You need to change your “or”s to “and”s, then you got me. I’m not an either\or person.
I love "what if's"! What if all the current civilizations in the universe started at exactly the same moment, I.E. The Hand of God? Maybe it's a race, like Starcraft.........
“So if I don’t get more than four replies, I’ll be really surprised.”
Yeah.... I don’t think you’re going to have to ask the question “Where are they?”
BTW, I just don’t believe it is practical to travel more than a light year or two at best, and that there is no intelligent life within several hundred light years at best. So Fermi’s Paradox never bothered me.
At the same time, I think the Drake Equation was wildly....wildly optimistic.
I wouldn't be the least bit surprised if it turned out that our nearest technological neighbor was in another galaxy....and that we'll never meet them nor be aware of their existence.
As long as there is curiosity, the bubbles will always expand.
Poul Anderson is just fantastic. His good buddy Jack Vance, in my opinion one of the best writers ever, is still kicking. I think he’s 93!
Freegards
“There are just too many Freepers who either like scifi, or Poul Anderson, or Fermi’s question, or physics, or cosmology, or astronomy, or space, or interstellar travel, or Von Neumann probes, or SETI.”
Let us not forget those for whom it is “and” not “or”. ;)
OS
All those you listed, and Operation Chaos. ;)

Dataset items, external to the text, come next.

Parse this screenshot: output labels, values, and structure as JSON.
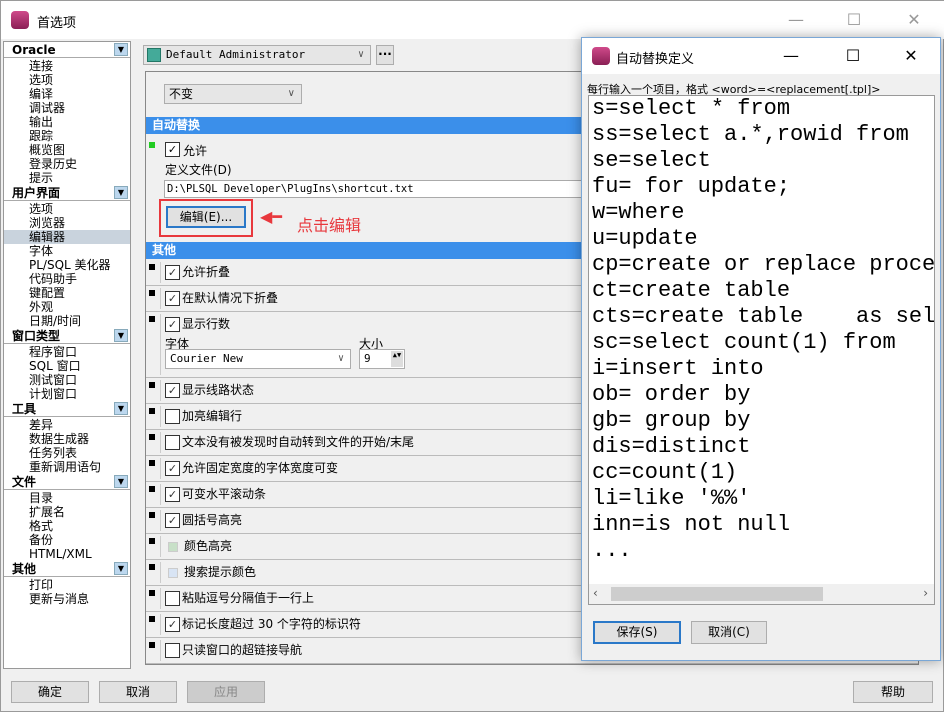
{
  "window": {
    "title": "首选项"
  },
  "sidebar": {
    "groups": [
      {
        "label": "Oracle",
        "items": [
          "连接",
          "选项",
          "编译",
          "调试器",
          "输出",
          "跟踪",
          "概览图",
          "登录历史",
          "提示"
        ]
      },
      {
        "label": "用户界面",
        "items": [
          "选项",
          "浏览器",
          "编辑器",
          "字体",
          "PL/SQL 美化器",
          "代码助手",
          "键配置",
          "外观",
          "日期/时间"
        ],
        "selected": "编辑器"
      },
      {
        "label": "窗口类型",
        "items": [
          "程序窗口",
          "SQL 窗口",
          "测试窗口",
          "计划窗口"
        ]
      },
      {
        "label": "工具",
        "items": [
          "差异",
          "数据生成器",
          "任务列表",
          "重新调用语句"
        ]
      },
      {
        "label": "文件",
        "items": [
          "目录",
          "扩展名",
          "格式",
          "备份",
          "HTML/XML"
        ]
      },
      {
        "label": "其他",
        "items": [
          "打印",
          "更新与消息"
        ]
      }
    ]
  },
  "profile": {
    "value": "Default Administrator",
    "more": "···"
  },
  "main": {
    "case_value": "不变",
    "autoreplace": {
      "header": "自动替换",
      "allow_label": "允许",
      "allow_checked": true,
      "file_label": "定义文件(D)",
      "file_value": "D:\\PLSQL Developer\\PlugIns\\shortcut.txt",
      "edit_button": "编辑(E)...",
      "annotation": "点击编辑"
    },
    "other": {
      "header": "其他",
      "options": [
        {
          "label": "允许折叠",
          "checked": true
        },
        {
          "label": "在默认情况下折叠",
          "checked": true
        },
        {
          "label": "显示行数",
          "checked": true
        },
        {
          "label": "显示线路状态",
          "checked": true
        },
        {
          "label": "加亮编辑行",
          "checked": false
        },
        {
          "label": "文本没有被发现时自动转到文件的开始/末尾",
          "checked": false
        },
        {
          "label": "允许固定宽度的字体宽度可变",
          "checked": true
        },
        {
          "label": "可变水平滚动条",
          "checked": true
        },
        {
          "label": "圆括号高亮",
          "checked": true
        },
        {
          "label": "颜色高亮",
          "color": "#c8e0c8"
        },
        {
          "label": "搜索提示颜色",
          "color": "#d8e4f4"
        },
        {
          "label": "粘贴逗号分隔值于一行上",
          "checked": false
        },
        {
          "label": "标记长度超过 30 个字符的标识符",
          "checked": true
        },
        {
          "label": "只读窗口的超链接导航",
          "checked": false
        }
      ],
      "font_label": "字体",
      "font_value": "Courier New",
      "size_label": "大小",
      "size_value": "9"
    }
  },
  "footer": {
    "ok": "确定",
    "cancel": "取消",
    "apply": "应用",
    "help": "帮助"
  },
  "dialog": {
    "title": "自动替换定义",
    "hint": "每行输入一个项目，格式 <word>=<replacement[.tpl]>",
    "lines": [
      "s=select * from",
      "ss=select a.*,rowid from",
      "se=select",
      "fu= for update;",
      "w=where",
      "u=update",
      "cp=create or replace procedure",
      "ct=create table",
      "cts=create table    as select",
      "sc=select count(1) from",
      "i=insert into",
      "ob= order by",
      "gb= group by",
      "dis=distinct",
      "cc=count(1)",
      "li=like '%%'",
      "inn=is not null",
      "..."
    ],
    "save": "保存(S)",
    "cancel": "取消(C)"
  },
  "colors": {
    "section": "#3b8fea",
    "annotation": "#e8383d",
    "selected": "#c9d3dd"
  }
}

And the Star Fox..., and...
OS
Ping!!
“BTW, I just dont believe it is practical to travel more than a light year or two at best,...”
Why?
Seems to me that to make interstellar travel & communications practical, you have to have harnessed space/time to your advantage, giving you relatively unlimited range. This may be why we never hear from others - they are transmitting at something beyond light speed while we are listening at light speed & below.

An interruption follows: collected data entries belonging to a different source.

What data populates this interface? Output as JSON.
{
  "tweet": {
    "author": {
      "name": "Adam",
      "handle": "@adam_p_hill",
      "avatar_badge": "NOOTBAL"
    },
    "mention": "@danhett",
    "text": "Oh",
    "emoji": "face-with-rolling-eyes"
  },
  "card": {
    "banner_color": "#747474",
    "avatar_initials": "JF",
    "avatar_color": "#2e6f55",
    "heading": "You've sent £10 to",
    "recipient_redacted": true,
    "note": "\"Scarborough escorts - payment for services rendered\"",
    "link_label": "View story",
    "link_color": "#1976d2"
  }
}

I agree with you. It's amazing the way Star Trek, more than any other space epic, took pure fantasy and created the illusion in the mind of several generations that it represented some kind of scientific extrapolation.

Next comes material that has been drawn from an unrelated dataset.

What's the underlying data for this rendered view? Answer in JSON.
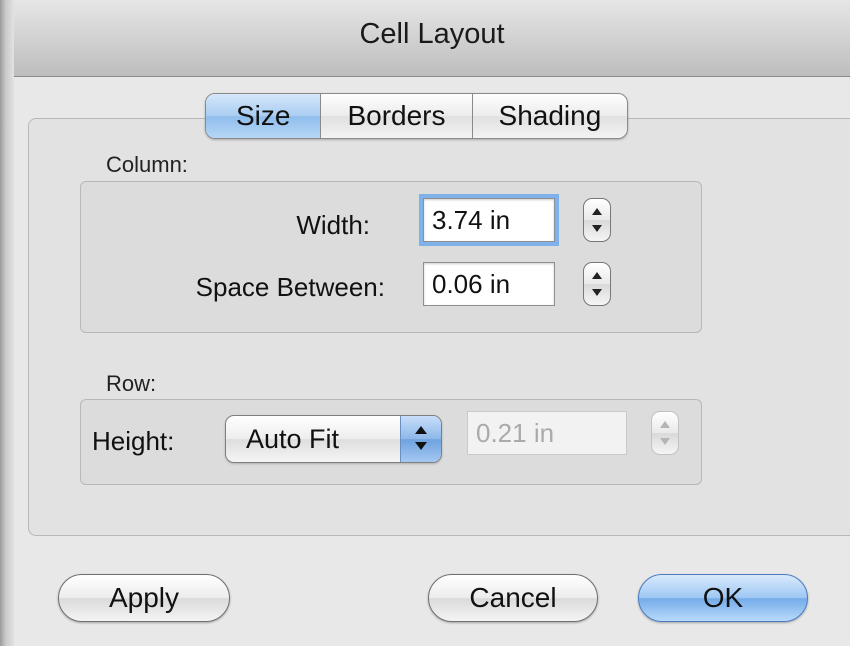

I've always thought this is the answer to "where is everybody?". Up until now, we've been looking in the radio spectrum for messages. Radio waves only travel at light-speed; so it'd be a pretty crummy means of interstellar communization. We're already on the verge of instantaneous communication via quantum entanglement (sometimes rather confusedly called teleportation). Perhaps when we latch on to whatever communication method might be out there we'll find the "airwaves" flooded with extra-terrestrial transmissions.